店内的顧客也都看到了電視上的報導,大家都不安地燥動起來,甚有人冒雨跑了出去,我攔都攔不住,尼瑪呀,就不能結了帳再跑?
雨水線越漲越高,逐漸漫進店内,我用拖把拖了好幾遍,無濟于事,水很快就漫了進來,已經沒過了我的腳裸。
“親愛的,我們也走吧!”
“走。”
那對最先發現手機沒了信号的情侶還算有素質,買了單後冒雨走了出去,他們離開之後,其他的顧客也都陸續離開了,我滅了幾支蠟燭,剩下一支拿在手中。
天越來越黑了,窗外的天黑得幾乎已經望不見雨簾,我不安地盯着手中燭光微弱的蠟燭,暗暗祈禱雷斯和稀帥能夠快些回來。
最後一次看牆上的鍾表是下午的五點三十分,水已經沒過了我的大腿,我實在等不了了,從吧台找到一把備用雨傘,拿了鑰匙愕然鎖了店門,淌着水往家的方向走去。
路上幾乎沒有行人,公路上停的橫七豎八的車也都快要被沒了頂,我艱難地在雨水中行走,雨點噼哩啪啦地拍打在頭頂的傘了,加上頻繁的電閃雷鳴,猶如置身于驚濤駭浪之中。
走了一會兒,我猛拍了一下自己的額頭,我真是傻,可以時空轉移啊!我怎麽把這茬給忘了?還把自己弄得像是演苦情戲似的孤獨地在漫過大腿的暴雨中舉步艱行?
我意念一動,瞬移至家中。
室内光線昏暗,隻客廳的茶幾上點着一支蠟燭。
稀帥和藍矢的房間門大開,也同樣亮着微弱的光,我大步走了過去,腳上的水在地闆上留下了一排排清晰的濕腳印。
房間内,金茂老老實實地坐在椅子上,身上捆着黃金鎖鏈。藍矢和雲莺全都坐在房間内的大床上,看到我,兩人緊皺的眉頭才稍稍舒展了些。
“怎麽就你自己?雷斯哥哥和稀帥呢?”雲莺發現隻有我一個人回來,猛地從床上站了起來,露出一臉驚恐的表情。
“我讓他們去雷區了,應該也快回來了。”
“你讓他們去雷區幹嘛?”雲莺氣急,指着我怒不可遏:“你憑什麽差遣他們?你不知道靈泣的嚴重性麽,平白無故地讓他們去雷區幹什麽?”
我真懷疑雲莺的腦袋是不是被她自己給吃了,怎麽遇到任何事情也不知道先動動腦子呢。
“雲莺,你先别急,查洛沒做錯,她肯定是考慮到靈泣可能會危及到雷區,另一方面,也很有可能是雷區的大批孤魂野鬼引發了靈泣,她隻是讓雷斯和稀帥過去了解情況,不會有什麽危險的,别擔心。”藍矢幫我回答了雲莺的問題,如果是我,我肯定忍不住要爆走的脾氣,保不準要跟雲莺大吵一架,可是當下的情形,哪還容我們吵架?
聽了藍矢的話,雲莺安份下來,重新坐回床上不再言語。
我看向金茂,他的臉上似乎挂着邪佞的笑,可是再仔細,又發現他的臉上沒有表情,是光線導緻了我的錯覺?
我用力晃了晃腦袋,大步走向他,他擡眸看着我,還沒等我說話,他竟然先開了口。
“又想問我關于暗夜組織的事麽?”
他的話令我一怔。
“看來他們要行動了。
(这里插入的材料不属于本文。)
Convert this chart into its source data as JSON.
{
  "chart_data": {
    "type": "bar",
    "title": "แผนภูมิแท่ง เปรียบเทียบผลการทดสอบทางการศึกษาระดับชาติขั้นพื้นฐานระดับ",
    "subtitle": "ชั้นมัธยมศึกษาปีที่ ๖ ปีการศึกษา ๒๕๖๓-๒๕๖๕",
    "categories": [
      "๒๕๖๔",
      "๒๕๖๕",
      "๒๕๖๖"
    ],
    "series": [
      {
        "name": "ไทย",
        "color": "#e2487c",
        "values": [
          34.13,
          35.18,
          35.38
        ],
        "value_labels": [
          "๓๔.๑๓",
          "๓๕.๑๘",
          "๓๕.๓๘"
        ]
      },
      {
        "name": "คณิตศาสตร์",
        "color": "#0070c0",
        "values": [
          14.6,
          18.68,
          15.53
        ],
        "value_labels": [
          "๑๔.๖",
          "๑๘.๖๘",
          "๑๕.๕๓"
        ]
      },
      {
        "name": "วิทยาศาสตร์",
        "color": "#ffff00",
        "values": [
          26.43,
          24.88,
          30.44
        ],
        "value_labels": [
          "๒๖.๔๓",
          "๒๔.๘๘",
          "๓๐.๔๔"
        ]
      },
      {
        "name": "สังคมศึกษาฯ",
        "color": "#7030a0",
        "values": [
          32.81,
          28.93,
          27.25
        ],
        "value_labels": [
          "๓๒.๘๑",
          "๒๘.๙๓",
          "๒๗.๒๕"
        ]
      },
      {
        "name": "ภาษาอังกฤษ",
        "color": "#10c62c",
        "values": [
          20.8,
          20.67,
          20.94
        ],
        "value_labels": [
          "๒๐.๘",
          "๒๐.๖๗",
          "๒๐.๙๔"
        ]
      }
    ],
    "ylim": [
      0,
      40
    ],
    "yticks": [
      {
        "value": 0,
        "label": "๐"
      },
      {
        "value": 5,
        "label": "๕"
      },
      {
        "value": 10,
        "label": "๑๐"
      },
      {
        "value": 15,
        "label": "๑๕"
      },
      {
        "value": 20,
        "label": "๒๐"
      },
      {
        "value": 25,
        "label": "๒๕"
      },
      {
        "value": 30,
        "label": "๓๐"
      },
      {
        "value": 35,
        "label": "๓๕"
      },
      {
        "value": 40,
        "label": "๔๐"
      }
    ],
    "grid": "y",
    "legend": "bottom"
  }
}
”他聲音淡漠地說,像是知道自己接下來要面對什麽樣的結局似的,很無奈地垂下了眸子。
“你知道他們接下來要做什麽嗎?”我問。
他冷笑出聲,“當然知道,他們要來殺我。”
原來他真的知道,這也驗證了我的猜測,暗夜組織果然是怕金茂對我們說什麽,所以按捺不住要來解決他了。
“我不會讓你有事的。”
“就你?”他嗤笑一聲,繼續說:“你未免也太小瞧了暗夜組織,同時又太高估了你自己。”說完,他冷眼看向藍矢,嘴角微微向上揚起。
“難道你不關心《獵黑手記》是如何遺失的麽?你單單懷疑我,卻不懷疑你身邊的人,是不是太不公平了?”他在對我說這話的時候,眼睛依舊冷冷地盯着藍矢。
藍矢卻在金茂的冷眼注視下有意躲避着他的視線。
難道是藍矢偷走了《獵黑手記》?這怎麽可能,他沒理由這麽做啊!
“喂,你以爲你按照暗夜組織的吩咐偷了《獵黑手記》就真的能夠救你的女人?不要太天真了,你自己都知道沒有任何辦法可以拯救暗黑者,那你又何必這麽做呢?”金茂的這句話顯然不是對我說的,而是對藍矢說的。
我無比震驚,藍矢真的那麽做了嗎?
雲莺詫異地看着坐在自己身旁的藍矢,下一秒已然從床上彈開,快速亮出長矛,并将長矛指向藍矢,眼睛亦是驚恐地瞪大。
“真的是你嗎藍矢?”
閃着寒光的長矛直直地抵在藍矢的喉嚨處,看得我不由地一陣心驚。
“雲莺,你幹什麽,把長矛收起來。”我忍不住向雲莺大吼一聲。
雲莺根本不屑于我的吼聲,她繼續逼問着藍矢:“說,是不是你偷走了《獵黑手記》?”
“是。”藍矢在沉默片刻後,冷冷地應了一聲。
“你爲什麽要這麽做?”
“雲莺,你先把長矛收起來,永遠不要把武器指向自己的隊友。”我再次向雲莺大吼,她卻更大聲地朝我怒吼一句:“你滾一邊兒去。”
“雲莺!”
“你閉嘴,不要在我面前裝善良,我跟你不一樣,像他這種背叛噬魂界的人才不配稱之爲隊友。”